Question

The NWBC found that 42.1% of women-owned businesses provided retirement plans contributions.

Answer 1

Answer:

Sample size of 586 or higher.

Step-by-step explanation:

In a sample with a number n of people surveyed with a probability of a success of $\pi$, and a confidence level of $1-\alpha$, we have the following confidence interval of proportions.

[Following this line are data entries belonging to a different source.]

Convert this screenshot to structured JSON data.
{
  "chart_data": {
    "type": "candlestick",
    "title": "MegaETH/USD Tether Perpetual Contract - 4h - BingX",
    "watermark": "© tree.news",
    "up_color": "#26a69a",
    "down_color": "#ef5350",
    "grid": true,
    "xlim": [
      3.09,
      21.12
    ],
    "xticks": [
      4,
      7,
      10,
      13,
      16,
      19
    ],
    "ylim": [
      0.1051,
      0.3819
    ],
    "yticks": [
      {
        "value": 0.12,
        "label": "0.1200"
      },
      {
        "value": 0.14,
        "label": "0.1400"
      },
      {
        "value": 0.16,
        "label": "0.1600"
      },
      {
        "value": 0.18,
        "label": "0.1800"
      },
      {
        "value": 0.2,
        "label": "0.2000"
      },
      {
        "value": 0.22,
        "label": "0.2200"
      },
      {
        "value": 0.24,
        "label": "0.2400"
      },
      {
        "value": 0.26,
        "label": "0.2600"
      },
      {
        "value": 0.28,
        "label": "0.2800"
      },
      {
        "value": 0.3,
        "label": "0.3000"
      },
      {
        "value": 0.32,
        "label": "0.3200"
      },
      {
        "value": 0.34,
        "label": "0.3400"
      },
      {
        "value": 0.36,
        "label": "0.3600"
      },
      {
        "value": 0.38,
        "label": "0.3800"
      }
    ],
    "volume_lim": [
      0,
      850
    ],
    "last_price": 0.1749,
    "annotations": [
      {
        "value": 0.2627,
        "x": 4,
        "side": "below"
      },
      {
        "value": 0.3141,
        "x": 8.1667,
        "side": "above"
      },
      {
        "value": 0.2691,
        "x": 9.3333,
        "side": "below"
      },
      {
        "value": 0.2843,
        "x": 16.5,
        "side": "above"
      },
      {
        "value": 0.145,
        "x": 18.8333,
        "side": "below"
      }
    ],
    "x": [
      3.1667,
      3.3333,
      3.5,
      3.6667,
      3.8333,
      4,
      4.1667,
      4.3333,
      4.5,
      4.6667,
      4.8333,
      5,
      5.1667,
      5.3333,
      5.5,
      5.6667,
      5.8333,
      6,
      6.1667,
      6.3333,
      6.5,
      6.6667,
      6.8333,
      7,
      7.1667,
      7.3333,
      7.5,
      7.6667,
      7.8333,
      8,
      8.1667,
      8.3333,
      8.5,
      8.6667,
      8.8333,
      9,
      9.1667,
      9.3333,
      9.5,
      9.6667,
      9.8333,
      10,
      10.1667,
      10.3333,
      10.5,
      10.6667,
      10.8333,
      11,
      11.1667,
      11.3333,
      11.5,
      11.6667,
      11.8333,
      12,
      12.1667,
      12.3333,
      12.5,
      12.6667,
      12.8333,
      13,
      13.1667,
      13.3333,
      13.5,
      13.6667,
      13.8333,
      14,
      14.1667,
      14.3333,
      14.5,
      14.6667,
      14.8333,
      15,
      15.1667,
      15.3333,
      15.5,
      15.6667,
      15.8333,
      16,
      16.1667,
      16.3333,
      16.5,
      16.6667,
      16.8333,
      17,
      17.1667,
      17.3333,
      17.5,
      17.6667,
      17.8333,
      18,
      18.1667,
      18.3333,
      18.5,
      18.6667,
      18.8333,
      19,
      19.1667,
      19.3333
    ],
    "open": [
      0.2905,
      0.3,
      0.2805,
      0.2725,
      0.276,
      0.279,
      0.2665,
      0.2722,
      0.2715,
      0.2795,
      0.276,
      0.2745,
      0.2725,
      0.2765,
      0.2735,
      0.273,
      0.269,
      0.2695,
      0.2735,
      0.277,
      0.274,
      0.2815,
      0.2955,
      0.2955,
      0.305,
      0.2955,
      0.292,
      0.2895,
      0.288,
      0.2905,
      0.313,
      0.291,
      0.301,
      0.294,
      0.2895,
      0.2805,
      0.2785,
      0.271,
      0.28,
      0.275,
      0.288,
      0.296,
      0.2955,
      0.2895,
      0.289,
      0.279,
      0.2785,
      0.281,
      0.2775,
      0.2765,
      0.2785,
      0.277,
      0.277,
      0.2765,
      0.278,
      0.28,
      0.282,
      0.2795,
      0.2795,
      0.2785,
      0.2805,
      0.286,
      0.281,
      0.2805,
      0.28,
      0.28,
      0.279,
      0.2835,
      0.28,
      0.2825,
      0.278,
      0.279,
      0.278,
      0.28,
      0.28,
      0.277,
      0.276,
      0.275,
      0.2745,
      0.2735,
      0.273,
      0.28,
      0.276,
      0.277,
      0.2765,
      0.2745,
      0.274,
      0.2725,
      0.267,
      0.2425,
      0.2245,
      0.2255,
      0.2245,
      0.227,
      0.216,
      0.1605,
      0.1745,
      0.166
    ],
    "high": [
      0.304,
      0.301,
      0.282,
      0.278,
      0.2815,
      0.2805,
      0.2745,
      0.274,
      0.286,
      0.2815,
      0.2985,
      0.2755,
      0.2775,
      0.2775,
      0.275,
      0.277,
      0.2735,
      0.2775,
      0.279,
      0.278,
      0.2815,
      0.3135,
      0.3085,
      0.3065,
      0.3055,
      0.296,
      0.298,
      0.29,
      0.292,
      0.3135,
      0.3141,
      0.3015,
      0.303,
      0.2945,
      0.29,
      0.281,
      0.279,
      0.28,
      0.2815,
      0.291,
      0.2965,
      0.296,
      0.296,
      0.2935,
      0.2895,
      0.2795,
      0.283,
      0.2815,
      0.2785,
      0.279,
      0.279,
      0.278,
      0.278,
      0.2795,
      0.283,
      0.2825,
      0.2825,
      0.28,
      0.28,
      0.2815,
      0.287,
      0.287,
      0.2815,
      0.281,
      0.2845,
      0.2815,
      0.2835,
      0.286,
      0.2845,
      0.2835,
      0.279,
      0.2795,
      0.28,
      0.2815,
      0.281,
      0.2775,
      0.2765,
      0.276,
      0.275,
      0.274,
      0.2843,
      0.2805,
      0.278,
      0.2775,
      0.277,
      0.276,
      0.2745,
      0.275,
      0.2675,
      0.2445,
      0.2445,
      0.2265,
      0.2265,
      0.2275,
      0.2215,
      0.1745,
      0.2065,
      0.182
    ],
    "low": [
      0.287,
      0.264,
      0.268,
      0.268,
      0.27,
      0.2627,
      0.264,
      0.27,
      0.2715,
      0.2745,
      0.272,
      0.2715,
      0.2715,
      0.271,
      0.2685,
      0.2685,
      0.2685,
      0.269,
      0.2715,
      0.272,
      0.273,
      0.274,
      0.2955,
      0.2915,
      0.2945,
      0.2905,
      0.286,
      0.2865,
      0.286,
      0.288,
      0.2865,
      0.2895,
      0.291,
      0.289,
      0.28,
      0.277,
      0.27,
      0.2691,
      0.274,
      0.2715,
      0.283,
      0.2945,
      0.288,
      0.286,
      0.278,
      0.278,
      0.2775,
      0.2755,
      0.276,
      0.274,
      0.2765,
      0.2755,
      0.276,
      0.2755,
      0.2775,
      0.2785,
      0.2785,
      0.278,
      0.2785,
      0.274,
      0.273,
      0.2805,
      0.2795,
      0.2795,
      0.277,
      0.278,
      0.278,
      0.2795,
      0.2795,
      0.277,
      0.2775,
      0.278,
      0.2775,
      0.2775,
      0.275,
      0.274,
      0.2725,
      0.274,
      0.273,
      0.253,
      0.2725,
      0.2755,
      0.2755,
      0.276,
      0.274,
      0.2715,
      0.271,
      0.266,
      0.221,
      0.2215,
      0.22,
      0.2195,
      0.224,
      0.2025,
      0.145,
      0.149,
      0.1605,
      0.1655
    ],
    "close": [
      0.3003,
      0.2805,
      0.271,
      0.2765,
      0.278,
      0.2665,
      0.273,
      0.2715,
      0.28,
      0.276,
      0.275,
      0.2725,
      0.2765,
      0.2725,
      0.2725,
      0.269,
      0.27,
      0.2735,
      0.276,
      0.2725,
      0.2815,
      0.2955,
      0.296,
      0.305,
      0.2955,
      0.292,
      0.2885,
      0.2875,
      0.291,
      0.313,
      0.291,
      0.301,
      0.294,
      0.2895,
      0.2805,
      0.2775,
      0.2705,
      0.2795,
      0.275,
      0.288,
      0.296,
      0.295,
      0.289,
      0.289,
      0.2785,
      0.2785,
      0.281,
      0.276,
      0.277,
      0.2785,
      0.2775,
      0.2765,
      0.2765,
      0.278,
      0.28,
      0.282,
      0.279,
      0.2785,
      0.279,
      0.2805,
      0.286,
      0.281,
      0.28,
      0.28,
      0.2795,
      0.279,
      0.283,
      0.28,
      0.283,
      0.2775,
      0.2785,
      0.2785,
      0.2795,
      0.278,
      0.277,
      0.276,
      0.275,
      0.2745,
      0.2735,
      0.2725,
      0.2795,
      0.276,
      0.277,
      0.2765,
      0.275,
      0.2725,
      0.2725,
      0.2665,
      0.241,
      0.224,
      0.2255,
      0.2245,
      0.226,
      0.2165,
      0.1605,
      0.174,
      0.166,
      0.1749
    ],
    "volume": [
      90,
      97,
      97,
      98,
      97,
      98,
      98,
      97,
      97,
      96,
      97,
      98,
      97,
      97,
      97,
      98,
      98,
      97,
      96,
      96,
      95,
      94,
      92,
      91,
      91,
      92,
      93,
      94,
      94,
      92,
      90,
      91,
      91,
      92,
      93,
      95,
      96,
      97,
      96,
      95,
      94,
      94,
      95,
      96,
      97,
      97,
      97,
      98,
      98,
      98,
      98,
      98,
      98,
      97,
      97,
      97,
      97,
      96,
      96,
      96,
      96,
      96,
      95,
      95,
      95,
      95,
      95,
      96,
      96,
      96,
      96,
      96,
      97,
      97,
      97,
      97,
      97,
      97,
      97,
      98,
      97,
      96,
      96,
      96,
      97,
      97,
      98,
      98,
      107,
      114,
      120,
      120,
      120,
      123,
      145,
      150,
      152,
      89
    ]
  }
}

$\pi \pm z\sqrt{\frac{\pi(1-\pi)}{n}}$

In which

z is the zscore that has a pvalue of $1 - \frac{\alpha}{2}$.

The margin of error is:

$M = z\sqrt{\frac{\pi(1-\pi)}{n}}$

95% confidence level

So $\alpha = 0.05$, z is the value of Z that has a pvalue of $1 - \frac{0.05}{2} = 0.975$, so $Z = 1.96$.

What sample size could be 95% confident that the estimated (sample) proportion is within 4 percentage points of the true population proportion?

Sample size of at least n when $M = 0.04$

42.1% of women-owned businesses provided retirement plans contributions, which means that $p = 0.421$. So

$M = z\sqrt{\frac{\pi(1-\pi)}{n}}$

$0.04 = 1.96\sqrt{\frac{0.421*0.579}{n}}$

$0.04\sqrt{n} = 0.9677$

$\sqrt{n} = \frac{0.9677}{0.04}$

$\sqrt{n} = 24.19$

$\sqrt{n}^{2} = (24.19)^(2)$

$n = 585.2$

We need a sample size of 586 or higher.